This is a GP with a = 18 and r = -12/18 = -2/3. We need to find n when a_n = 512/729. a_n = ar^(n-1) => 512/729 = 18 * (-2/3)^(n-1). Dividing by 18: 512 / (729 * 18) = 256 / (729 * 9) = 256 / 6561 = (-2/3)^(n-1). Notice that 256 = 2^8 and 6561 = 3^8, so (-2/3)^8 = (-2/3)^(n-1). Therefore, n - 1 = 8, meaning n = 9.

We are given a_4 = (a_2)^2 and a = -3. Using the formula a_n = ar^(n-1), we have ar^3 = (ar)^2 = a^2 r^2. Substituting a = -3: -3r^3 = 9r^2. Since r cannot be 0, divide by r^2 to get -3r = 9, so r = -3. We need the 7th term: a_7 = ar^6 = (-3)(-3)^6 = (-3)(729) = -2187.

Sum S = a/(1-r) = 4, so a = 4(1-r). The squares of the terms (a^2, a^2 r^2, ...) also form an infinite GP with first term a^2 and ratio r^2. Its sum is a^2 / (1-r^2) = 48/5. Substitute a = 4(1-r): [16(1-r)^2] / [(1-r)(1+r)] = 48/5. This simplifies to 16(1-r) / (1+r) = 48/5. Dividing by 16 gives (1-r)/(1+r) = 3/5. Cross-multiplying: 5 - 5r = 3 + 3r => 8r = -2 => r = -1/4. Oh wait, my math is wrong: 5 - 5r = 3 + 3r => 2 = 8r => r = 1/4. Let's recheck. (1-r)/(1+r) = 3/5 => 5-5r = 3+3r => 8r = 2 => r=1/4. Then a = 4(1 - 1/4) = 3. This is option b.
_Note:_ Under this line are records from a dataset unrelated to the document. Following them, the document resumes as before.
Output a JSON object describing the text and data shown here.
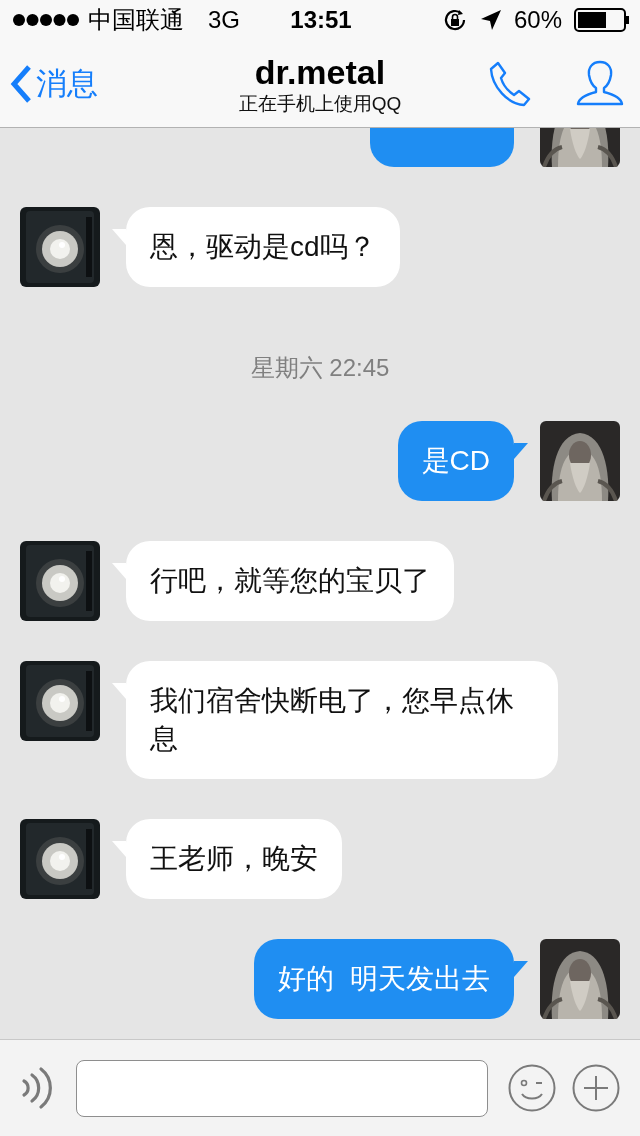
{
  "status_bar": {
    "carrier": "中国联通",
    "network": "3G",
    "time": "13:51",
    "battery": "60%"
  },
  "nav": {
    "back": "消息",
    "title": "dr.metal",
    "subtitle": "正在手机上使用QQ"
  },
  "messages": [
    {
      "kind": "clipped_message",
      "outgoing": true
    },
    {
      "kind": "message",
      "outgoing": false,
      "text": "恩，驱动是cd吗？"
    },
    {
      "kind": "timestamp",
      "text": "星期六 22:45"
    },
    {
      "kind": "message",
      "outgoing": true,
      "text": "是CD"
    },
    {
      "kind": "message",
      "outgoing": false,
      "text": "行吧，就等您的宝贝了"
    },
    {
      "kind": "message",
      "outgoing": false,
      "text": "我们宿舍快断电了，您早点休息"
    },
    {
      "kind": "message",
      "outgoing": false,
      "text": "王老师，晚安"
    },
    {
      "kind": "message",
      "outgoing": true,
      "text": "好的  明天发出去"
    }
  ]
}
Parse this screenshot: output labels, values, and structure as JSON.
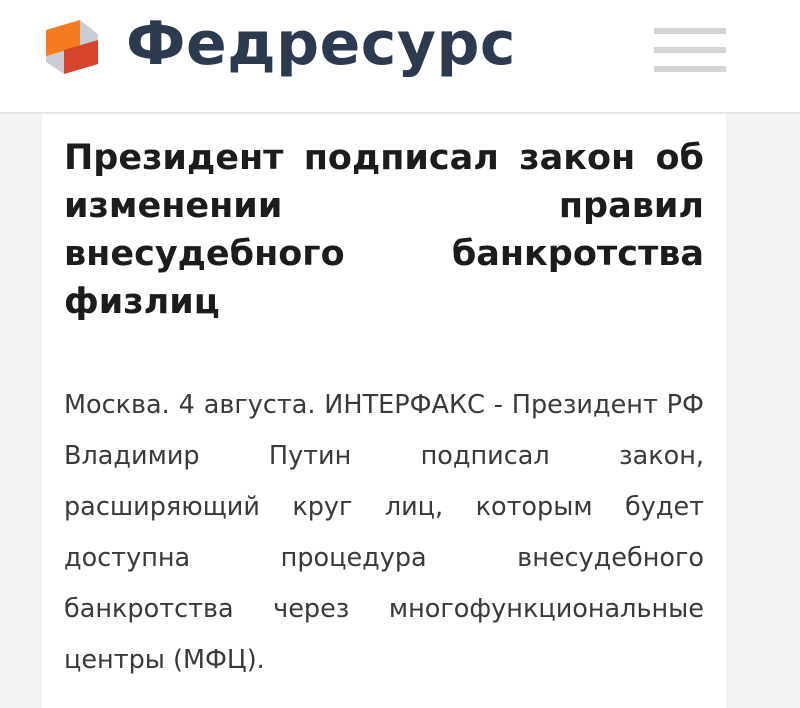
{
  "header": {
    "brand_name": "Федресурс",
    "logo_icon": "fedresurs-logo-icon",
    "menu_icon": "hamburger-menu-icon",
    "colors": {
      "brand_text": "#2b3a4f",
      "logo_orange": "#f47b20",
      "logo_red": "#d6452b",
      "logo_grey": "#c9cdd3"
    }
  },
  "article": {
    "title": "Президент подписал закон об изменении правил внесудебного банкротства физлиц",
    "lead": "Москва. 4 августа. ИНТЕРФАКС - Президент РФ Владимир Путин подписал закон, расширяющий круг лиц, которым будет доступна процедура внесудебного банкротства через многофункциональные центры (МФЦ)."
  }
}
Let me recheck the math carefully. If a=6, r=-1/2, Sum = 6/(1 - (-1/2)) = 6 / 1.5 = 4. Sum of squares = 36 / (1 - 1/4) = 36 / 0.75 = 48. 48 is not 48/5. If option b: a=3, r=1/4, Sum = 3/(3/4) = 4. Squares = 9 / (1 - 1/16) = 9 / (15/16) = 144/15 = 48/5! Option b is correct. I will fix the intended correct option.

The savings form an AP: 100, 150, 200... where a = 100, d = 50. We need to find n when S_n = 3000. Using S_n = (n/2)[2a + (n-1)d], we get 3000 = (n/2)[200 + (n-1)50]. Multiplying by 2: 6000 = n[200 + 50n - 50] = n[150 + 50n] = 150n + 50n^2. Divide by 50: n^2 + 3n - 120 = 0. Factoring gives (n+12)(n-10) = 0. Since n must be positive, n = 10.

To find a term from the end, we can reverse the AP. The new AP is 253, 248, 243, ..., 3. Here, the first term a' = 253, and the common difference d' = -5. We need the 20th term of this new AP. a_20 = a' + 19d' = 253 + 19(-5) = 253 - 95 = 158.

We are given a_p = a + (p-1)d = q and a_q = a + (q-1)d = p. Subtracting the second from the first gives (p-q)d = q-p, so d = -1. Substituting d back into the first equation: a - p + 1 = q, so a = p + q - 1. The nth term is a_n = a + (n-1)d = (p + q - 1) + (n-1)(-1) = p + q - 1 - n + 1 = p + q - n.

The first multiple of 3 after 100 is 102. The last multiple of 3 before 200 is 198. This is an AP with a=102, d=3, and l=198. To find n: 198 = 102 + (n-1)3 => 96 = (n-1)3 => n-1 = 32 => n=33. Sum = (n/2)(a + l) = (33/2)(102 + 198) = (33/2)(300) = 33 * 150 = 4950.

For an AP, the difference between consecutive terms is equal. So, (6x-2) - (8x+4) = (2x+7) - (6x-2). This simplifies to -2x - 6 = -4x + 9. Add 4x and add 6 to both sides: 2x = 15. Therefore, x = 15/2 = 7.5.

First, find the first two terms. S_1 = a_1 = 4(1)^2 - 3(1) = 1. Next, S_2 = a_1 + a_2 = 4(2)^2 - 3(2) = 16 - 6 = 10. So, a_2 = S_2 - S_1 = 10 - 1 = 9. The common difference d = a_2 - a_1 = 9 - 1 = 8. (Shortcut: for S_n = An^2 + Bn, the common difference is always 2A. Here 2*4 = 8).

This is an AP with a = 2, d = 3, and n = 20. The sum S_20 = (n/2)[2a + (n-1)d] = (20/2)[2(2) + (19)3] = 10[4 + 57] = 10[61] = 610.